Durante questi traumi, si altera l’equilibrio di compenso delle forze di taglio con la separazione della cartilagine nella sua composizione tra gli strati superficiali e profondi: ciò determina una differente qualità di lesione cartilaginea che potrà evolvere in maniera assai diversa(10-18).

La classificazione delle lesioni della cartilagine
Le lesioni della cartilagine possono passare misconosciute sia quando di superficie, non penetranti fino all'osso, ma anche quando profonde, con l’esposizione dell’osso. Frequentemente le lesioni cartilaginee provocano una sintomatologia dolorosa importante che determina la necessità di un trattamento, che sarà rapportato non alla sintomatologia ma al quadro anatomo-patologico. Riteniamo dunque importante classificare, per il trattamento, il grado di lesione cartilaginea, considerando che spesso la cartilagine guarisce spontaneamente(18-24).
Molti protocolli sperimentali su animali, hanno dimostrato l'assenza di risposta spontanea cellulare a lesione indotta meccanicamente. Non sono stati riscontrati i caratteristici meccanismi di guarigione, quali il coagulo di fibrina o la migrazione e l'aderenza cellulare. Tale situazione non migliora neppure a distanza di tempo. Anzi gli aspetti istomorfologici delle lesioni indotte sperimentalmente possono essere paragonati alle lesioni tipiche dei primi stadi della osteoartrosi(19-24).
Le lesioni profonde vanno frequentemente incontro ad una cicatrizzazione fisiologica riproducibile sperimentalmente.
La cartilagine di cicatrizzazione entra nella lesione e tenta di riempirla come coagulo di fibrina. Entro 2-5 giorni, le cellule mesenchimali invadono il grumo della fibrina, e comincia la differenziazione in condrociti: le lesioni della cartilagine alla fine sono piene di tessuto di riparazione.

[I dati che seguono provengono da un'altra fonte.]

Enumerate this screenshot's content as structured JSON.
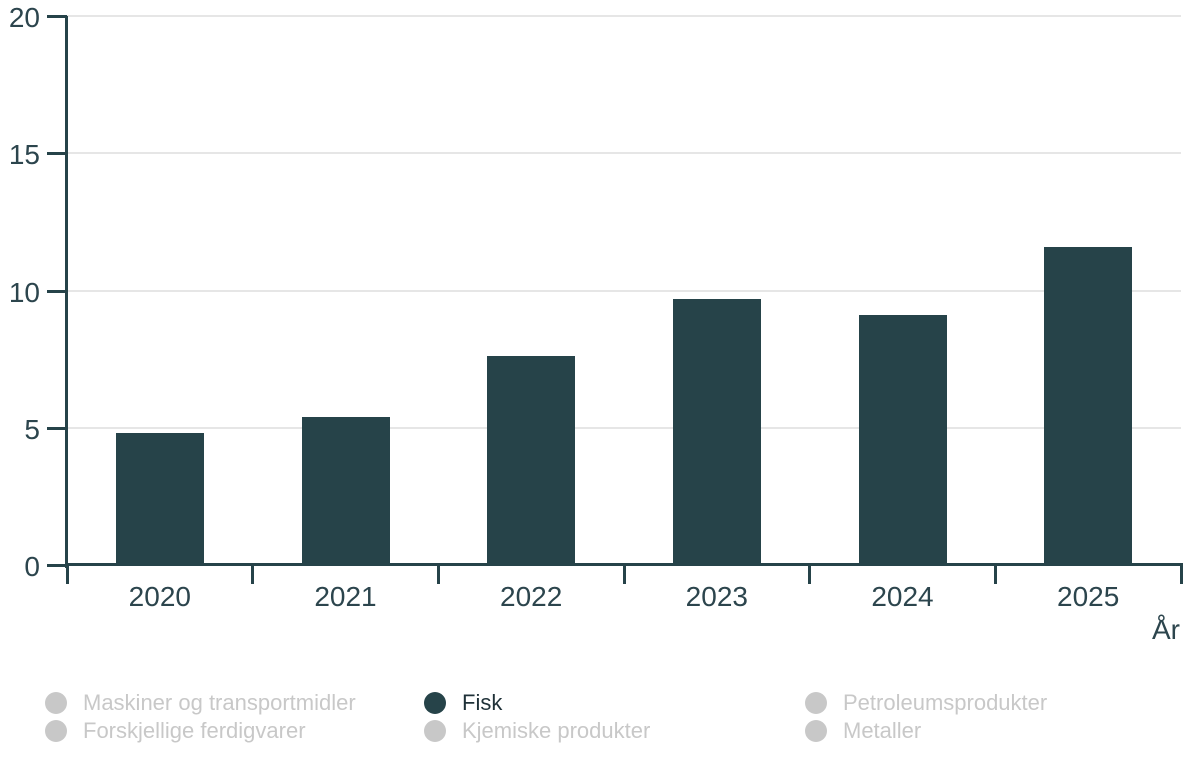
{
  "chart_data": {
    "type": "bar",
    "title": "",
    "categories": [
      "2020",
      "2021",
      "2022",
      "2023",
      "2024",
      "2025"
    ],
    "series": [
      {
        "name": "Fisk",
        "values": [
          4.8,
          5.4,
          7.6,
          9.7,
          9.1,
          11.6
        ]
      }
    ],
    "xlabel": "År",
    "ylabel": "",
    "ylim": [
      0,
      20
    ],
    "yticks": [
      0,
      5,
      10,
      15,
      20
    ],
    "grid": true,
    "legend_position": "bottom"
  },
  "colors": {
    "bar": "#264349",
    "axis": "#264349",
    "grid": "#e6e6e6",
    "tick_label": "#2c454d",
    "legend_active_text": "#1f3138",
    "legend_disabled": "#c8c8c8",
    "background": "#ffffff"
  },
  "legend": {
    "items": [
      {
        "label": "Maskiner og transportmidler",
        "active": false
      },
      {
        "label": "Fisk",
        "active": true
      },
      {
        "label": "Petroleumsprodukter",
        "active": false
      },
      {
        "label": "Forskjellige ferdigvarer",
        "active": false
      },
      {
        "label": "Kjemiske produkter",
        "active": false
      },
      {
        "label": "Metaller",
        "active": false
      }
    ]
  }
}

Per 8 settimane, il tessuto ha molte somiglianze con la cartilagine ialina, ma la struttura del tessuto cicatriziale mostra forti analogie per la cartilagine fibrosa.

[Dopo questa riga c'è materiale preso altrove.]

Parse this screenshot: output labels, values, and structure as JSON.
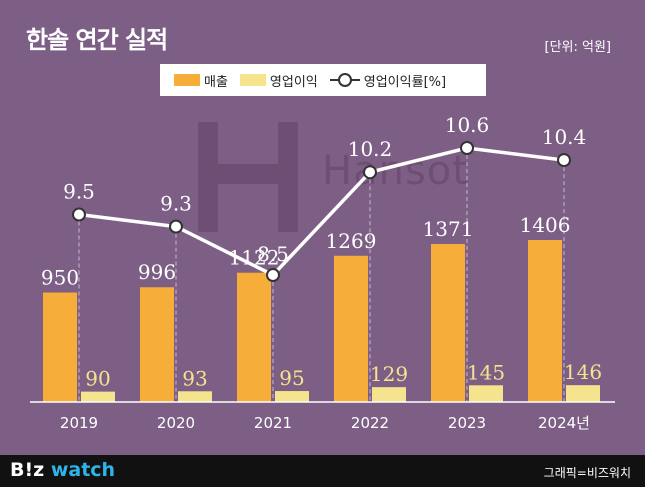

Dopo 3 mesi, i segni della degradazione tessutale sono sempre più visibili, e dopo 6-12 mesi la cartilagine di riparazione è ridotta ad una superficie irregolare ed erosa. Inoltre, la zona di collegamento tra la zona in via di cicatrizzazione e la matrice della cartilagine originale, è irregolare e l'area di interfaccia ha un contenuto in proteoglicani diminuito, riflettendo la sempre accresciuta quantità di condrociti in fase catabolica(24-29).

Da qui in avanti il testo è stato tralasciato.